The idea of flying taxis has captured the imagination of at least one very important player in the travel industry in Asia. One of the region’s most far-reaching airlines, AirAsia has recently branched out far beyond its low-cost-carrier roots into a number of online services including hotel bookings, food delivery and ride hailing, all available through a single app. And now AirAsia wants to get us zipping around in piloted drones within a couple of years.
“We’re all about mobility, right?” said Tony Fernandes, CEO of Capital A, the newly rebranded parent company of the airline and the AirAsia Super App. “Moving people, moving things.” Booking flights (including on rival airlines), sending packages and booking terrestrial transport via the service known as AirAsia Ride are already available in several countries in the region including Malaysia, Indonesia and Singapore and are being rolled out in Thailand and the Philippines.
The flying taxis, according to Fernandes, would complement the company’s existing services across Asia-Pacific, an attractive alternative to cover distances that are a long drive but can’t be reached with a commercial flight. “I think there are skeptics,” he said. “But it fits in really nicely with our ride hailing.”
Speaking to Travel+Leisure Southeast Asia in Bangkok recently, he gave an example that many familiar with the Thai capital will identify with. “When you think about taking AirAsia Ride, likely you’re not going to take it to Hua Hin,” the popular weekend getaway about 140 kilometers south of the city. “You also can’t fly there [on a regular commercial flight] from Bangkok. The air taxi fills a really nice gap between a plane and a car.”
That’s why the company has taken an option on 100 sleek and sexy VX4 eVTOL (electric vertical take-off and landing) devices. The first of the ultra-cool mini-aircraft could be in service as soon as 2024.
The trip to Hua Hin currently takes about three hours by car – without factoring in Bangkok’s maddeningly unpredictable traffic. A drone traveling at top speeds of 200 kilometers per hour could make the trip with four passengers and a pilot in under an hour. “Going to a golf course would take me ten minutes instead of an hour in traffic,” Fernandes added.
From left: An AirAsia plane; Tony Fernandes, the CEO of Capital A. Courtesy of AirAsia (2)

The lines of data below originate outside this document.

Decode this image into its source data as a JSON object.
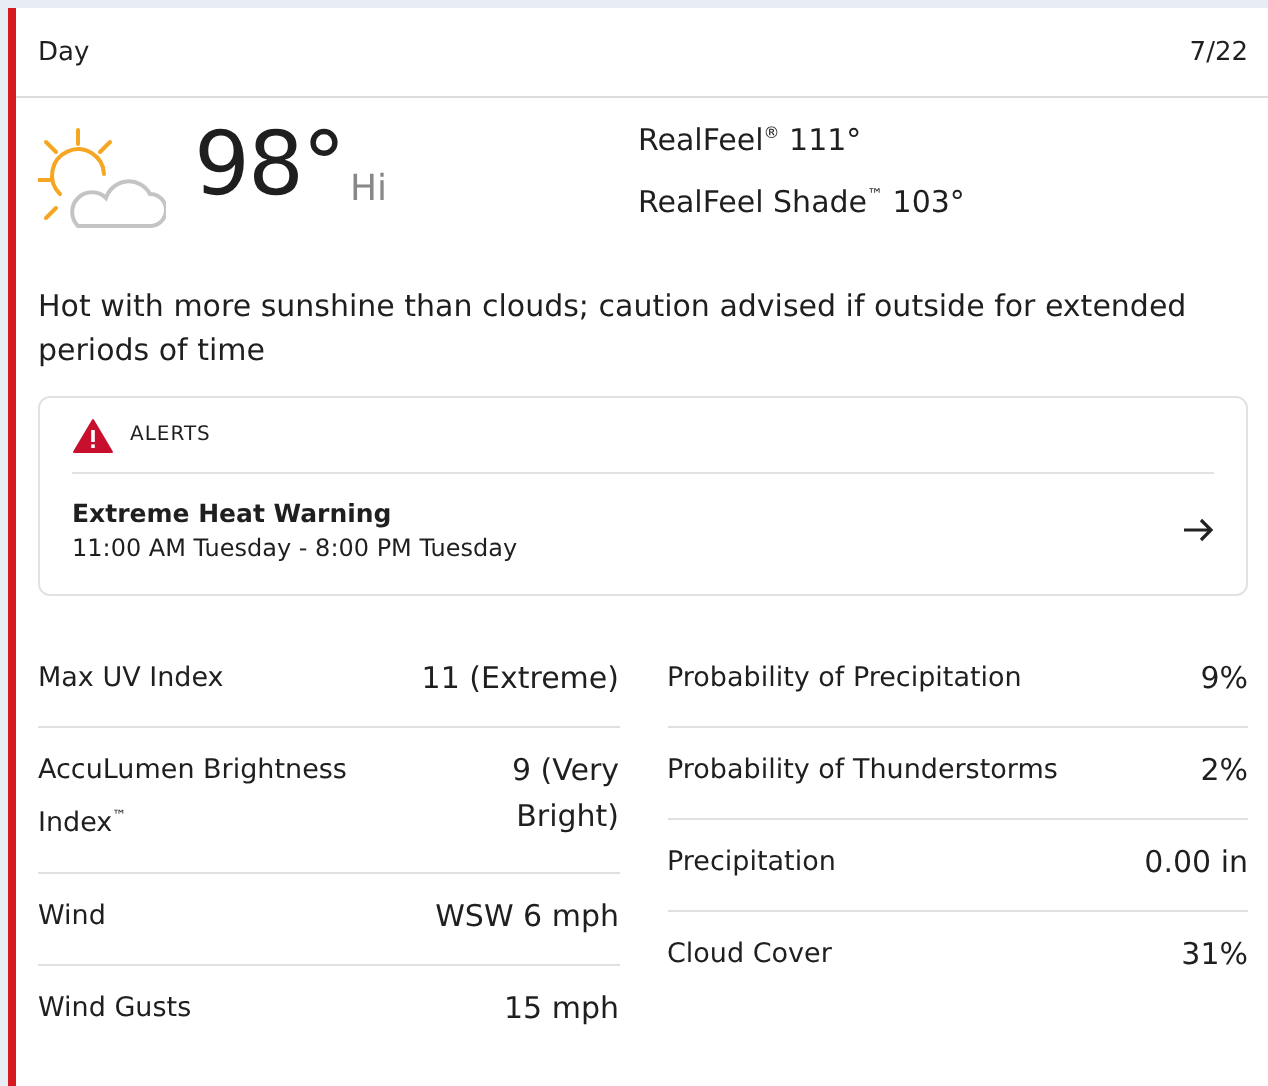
{
  "header": {
    "title": "Day",
    "date": "7/22"
  },
  "current": {
    "temperature": "98°",
    "label": "Hi",
    "realfeel": "RealFeel$^{®}$ 111°",
    "realfeel_shade": "RealFeel Shade$^{™}$ 103°"
  },
  "phrase": "Hot with more sunshine than clouds; caution advised if outside for extended periods of time",
  "alerts": {
    "heading": "ALERTS",
    "items": [
      {
        "title": "Extreme Heat Warning",
        "time": "11:00 AM Tuesday - 8:00 PM Tuesday"
      }
    ]
  },
  "details_left": [
    {
      "label": "Max UV Index",
      "value": "11 (Extreme)"
    },
    {
      "label": "AccuLumen Brightness Index$^{™}$",
      "value": "9 (Very Bright)"
    },
    {
      "label": "Wind",
      "value": "WSW 6 mph"
    },
    {
      "label": "Wind Gusts",
      "value": "15 mph"
    }
  ],
  "details_right": [
    {
      "label": "Probability of Precipitation",
      "value": "9%"
    },
    {
      "label": "Probability of Thunderstorms",
      "value": "2%"
    },
    {
      "label": "Precipitation",
      "value": "0.00 in"
    },
    {
      "label": "Cloud Cover",
      "value": "31%"
    }
  ]
}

Similar to how closed borders across Asia made many in the region explore domestically, flying taxis might also inspire us to seek out more off-beat destinations closer to home. “I think people are going to travel shorter distances,” he said. “There are so many beautiful places in Thailand so what I want to try and do is promote them, to create new destinations in Thailand, Indonesia, Malaysia, and connect ASEAN [the 10-member Association of Southeast Asian Nations].”

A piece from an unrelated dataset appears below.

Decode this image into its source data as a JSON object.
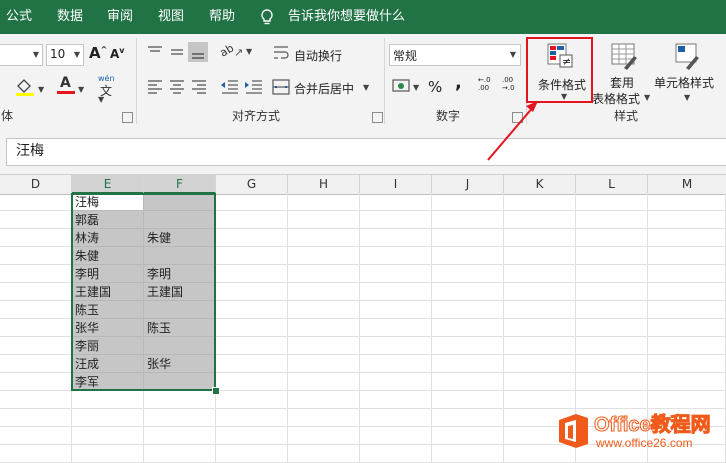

Fernandes admits that there are lots of hurdles AirAsia will have to jump before we can hail our own personal drones on the app. Beyond the construction of the aircraft, there are also practicalities like developing low-altitude air traffic control. “We have that in the sky at 36,000 feet, but we don’t have it at 2,000 feet,” he said.
But several countries in Southeast Asia are already addressing the issues to help get flying taxis off the ground. “It’ll be available wherever the government allows it to be available,” says an upbeat Fernandes, meaning the piloted drones could finally make real that original AirAsia slogan, Now everyone can fly.
Once all the safety systems are in place, Fernandes assures us that there is nothing to worry about. “It’s incredibly safe, about 100 times safer than a helicopter.” And an even cooler flex.